Call esperó a que Augustus se llenara el plato, pues sabía que no le prestaría la menor atención hasta que tuviera la comida delante. El joven irlandés había dejado de llorar y tragaba las judías con mayor rapidez que Augustus. Probablemente lo que tenía era hambre.
—Voy a ver si contrato algunos mozos —dijo Call—. Será mejor que traslades los caballos esta tarde.
—Trasladarlos, ¿dónde? —preguntó Augustus.
—Río arriba, tan lejos como quieras.
—Estos irlandeses tienen voces preciosas —observó Augustus—. Es una lástima que no tengamos dos más. Podríamos formar un buen cuarteto.
—También sería una lástima que perdieras los caballos mientras estoy contratando a los mozos —advirtió Call.
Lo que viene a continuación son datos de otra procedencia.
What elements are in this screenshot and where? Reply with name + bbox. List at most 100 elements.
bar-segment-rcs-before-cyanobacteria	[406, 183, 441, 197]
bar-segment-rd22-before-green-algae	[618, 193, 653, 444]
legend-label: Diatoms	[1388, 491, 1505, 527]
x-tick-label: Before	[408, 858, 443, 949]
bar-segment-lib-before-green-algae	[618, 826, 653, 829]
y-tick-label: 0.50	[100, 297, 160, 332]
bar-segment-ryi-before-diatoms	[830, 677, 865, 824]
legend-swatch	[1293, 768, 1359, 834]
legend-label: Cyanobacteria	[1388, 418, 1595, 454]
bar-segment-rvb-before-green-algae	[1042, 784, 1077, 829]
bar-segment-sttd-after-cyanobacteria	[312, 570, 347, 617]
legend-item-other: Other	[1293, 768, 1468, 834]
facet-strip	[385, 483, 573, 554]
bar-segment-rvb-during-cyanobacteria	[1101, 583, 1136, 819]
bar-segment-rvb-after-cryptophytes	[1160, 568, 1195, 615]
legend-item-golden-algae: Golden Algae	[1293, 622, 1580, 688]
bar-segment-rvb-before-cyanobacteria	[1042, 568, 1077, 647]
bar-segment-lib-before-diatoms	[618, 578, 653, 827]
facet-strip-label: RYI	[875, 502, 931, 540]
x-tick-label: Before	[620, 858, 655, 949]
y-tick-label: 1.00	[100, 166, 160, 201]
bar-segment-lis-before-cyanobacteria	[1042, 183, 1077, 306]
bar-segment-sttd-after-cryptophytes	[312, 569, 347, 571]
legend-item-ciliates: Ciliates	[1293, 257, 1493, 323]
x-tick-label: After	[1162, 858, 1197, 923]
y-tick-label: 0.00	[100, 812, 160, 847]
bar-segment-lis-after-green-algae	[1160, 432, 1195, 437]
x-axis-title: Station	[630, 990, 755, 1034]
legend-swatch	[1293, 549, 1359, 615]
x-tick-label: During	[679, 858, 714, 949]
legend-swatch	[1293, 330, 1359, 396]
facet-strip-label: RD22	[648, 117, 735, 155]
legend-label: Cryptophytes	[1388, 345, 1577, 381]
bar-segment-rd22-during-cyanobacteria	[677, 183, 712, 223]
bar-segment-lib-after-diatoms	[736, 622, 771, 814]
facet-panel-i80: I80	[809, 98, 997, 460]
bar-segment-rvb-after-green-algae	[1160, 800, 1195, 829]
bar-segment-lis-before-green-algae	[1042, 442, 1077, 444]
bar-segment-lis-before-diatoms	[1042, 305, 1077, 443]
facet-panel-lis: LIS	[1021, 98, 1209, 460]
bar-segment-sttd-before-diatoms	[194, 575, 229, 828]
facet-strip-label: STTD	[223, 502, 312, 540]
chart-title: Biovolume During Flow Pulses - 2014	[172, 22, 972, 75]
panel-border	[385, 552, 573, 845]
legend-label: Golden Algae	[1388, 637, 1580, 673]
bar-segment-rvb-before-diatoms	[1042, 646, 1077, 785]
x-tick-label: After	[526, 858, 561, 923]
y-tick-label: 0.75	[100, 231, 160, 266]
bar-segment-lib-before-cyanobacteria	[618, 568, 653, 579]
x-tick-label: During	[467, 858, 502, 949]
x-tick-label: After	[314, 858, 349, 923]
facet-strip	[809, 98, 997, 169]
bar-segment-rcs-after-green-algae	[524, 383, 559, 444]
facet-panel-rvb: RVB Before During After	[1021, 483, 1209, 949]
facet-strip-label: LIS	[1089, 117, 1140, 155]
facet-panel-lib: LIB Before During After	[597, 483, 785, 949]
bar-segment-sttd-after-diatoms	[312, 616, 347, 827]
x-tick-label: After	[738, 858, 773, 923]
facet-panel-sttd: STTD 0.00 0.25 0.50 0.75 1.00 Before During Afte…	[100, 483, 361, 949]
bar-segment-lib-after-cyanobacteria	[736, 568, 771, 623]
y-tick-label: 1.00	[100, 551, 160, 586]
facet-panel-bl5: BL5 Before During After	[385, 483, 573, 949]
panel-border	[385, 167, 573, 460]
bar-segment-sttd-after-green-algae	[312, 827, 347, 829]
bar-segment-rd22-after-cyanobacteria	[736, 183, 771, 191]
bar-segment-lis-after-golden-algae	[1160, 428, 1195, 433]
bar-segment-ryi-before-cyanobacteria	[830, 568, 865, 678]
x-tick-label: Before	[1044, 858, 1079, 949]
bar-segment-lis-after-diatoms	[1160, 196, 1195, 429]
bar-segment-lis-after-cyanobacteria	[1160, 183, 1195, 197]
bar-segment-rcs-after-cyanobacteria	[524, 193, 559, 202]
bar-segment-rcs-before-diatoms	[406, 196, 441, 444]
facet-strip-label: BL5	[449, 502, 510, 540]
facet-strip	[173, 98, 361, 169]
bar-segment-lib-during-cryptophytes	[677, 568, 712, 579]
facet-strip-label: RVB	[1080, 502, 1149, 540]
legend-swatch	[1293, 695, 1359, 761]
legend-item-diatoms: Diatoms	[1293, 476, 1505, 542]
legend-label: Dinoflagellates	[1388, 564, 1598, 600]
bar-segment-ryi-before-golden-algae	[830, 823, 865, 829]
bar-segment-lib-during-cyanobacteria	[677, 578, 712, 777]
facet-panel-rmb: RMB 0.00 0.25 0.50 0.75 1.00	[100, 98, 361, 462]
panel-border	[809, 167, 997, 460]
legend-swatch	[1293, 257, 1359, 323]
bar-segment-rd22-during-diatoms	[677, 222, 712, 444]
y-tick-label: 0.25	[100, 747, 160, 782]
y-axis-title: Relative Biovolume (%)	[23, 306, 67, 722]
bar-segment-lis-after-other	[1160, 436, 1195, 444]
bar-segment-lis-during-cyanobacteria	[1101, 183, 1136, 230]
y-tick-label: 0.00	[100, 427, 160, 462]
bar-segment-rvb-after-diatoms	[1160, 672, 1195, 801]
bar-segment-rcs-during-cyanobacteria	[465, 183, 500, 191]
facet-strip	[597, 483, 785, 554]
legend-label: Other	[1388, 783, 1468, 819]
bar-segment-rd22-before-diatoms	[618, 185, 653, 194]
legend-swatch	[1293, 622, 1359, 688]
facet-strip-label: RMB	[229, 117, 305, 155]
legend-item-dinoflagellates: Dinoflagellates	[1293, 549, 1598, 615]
—¿Qué quieres, que duerma varias noches en el suelo para evitar que Pedro vuelva a robarnos los caballos? —preguntó Gus—. He perdido la costumbre de dormir en el suelo.
—¿Y dónde creías que ibas a dormir camino de Montana? —preguntó Call a su vez—. No podemos llevarnos la casa a cuestas y no hay muchos hoteles desde aquí hasta allí.
—Yo no me había propuesto ir a Montana —dijo Augustus—. Ese es tu plan. Puede que vaya si me apetece. O a lo mejor cambias de idea. Ya sé que nunca has cambiado de idea en nada, pero siempre hay una primera vez para todo.
—Eres capaz de discutir con una piedra. Tú vigila a los caballos. Puede que no volvamos a tener tanta suerte.
Call comprendió que era inútil perder más tiempo. Si Augustus no estaba dispuesto a tomarse la cosa en serio, nada le haría cambiar.
—Jake regresó contigo, ¿verdad? —preguntó Augustus.
—Su caballo está aquí. Me imagino que ya ha llegado. ¿Crees que se pondrá a trabajar cuando empecemos?
—No, ni yo tampoco —le aseguró Augustus—. Será mejor que aproveches la oportunidad y contrates a los irlandeses.
—Estamos buscando trabajo —terció Allen—. Y lo que no sabemos, estamos dispuestos a aprenderlo.
Call no quiso hacer ningún comentario. Los hombres que no sabían subir ni bajar de un caballo no servirían de gran cosa en un equipo que condujera vacas.
—¿Adónde vas a buscarlos? —preguntó Augustus.
—Pensaba ir a casa de los Rainey. Con tantos chicos como tienen a lo mejor les sobran algunos.
—Hace unos años salí con Maude Rainey —explicó Augustus, recostándose en la silla—. Si no nos hubieran preocupado tanto los comanches, quizá me habría casado con ella. Su apellido de soltera era Grove. Pare como las conejas, ¿no crees?
Call se marchó para no tener que seguir hablando durante todo el día. Deets dormitaba en el porche de atrás, pero se incorporó al salir Call. Dish Boggett y el muchacho practicaban el lazo con los matorrales. Dish enseñaba al muchacho un par de cosas sobre el arte de enlazar. Era buena cosa porque nadie del equipo de Hat Creek lo hacía suficientemente bien como para enseñarle. El mismo Call podía servirse del lazo en caso de necesidad, lo mismo que Pea, pero ninguno de los dos, eran lazadores de primera.
—Ya podéis practicar, muchachos —les dijo—. En cuanto reunamos algo más de ganado, habrá que utilizar mucho el lazo.
Después ensilló su segundo buen caballo, un alazán capado al que llamaba Sunup, y se dirigió al Noreste, hacia el monte bajo.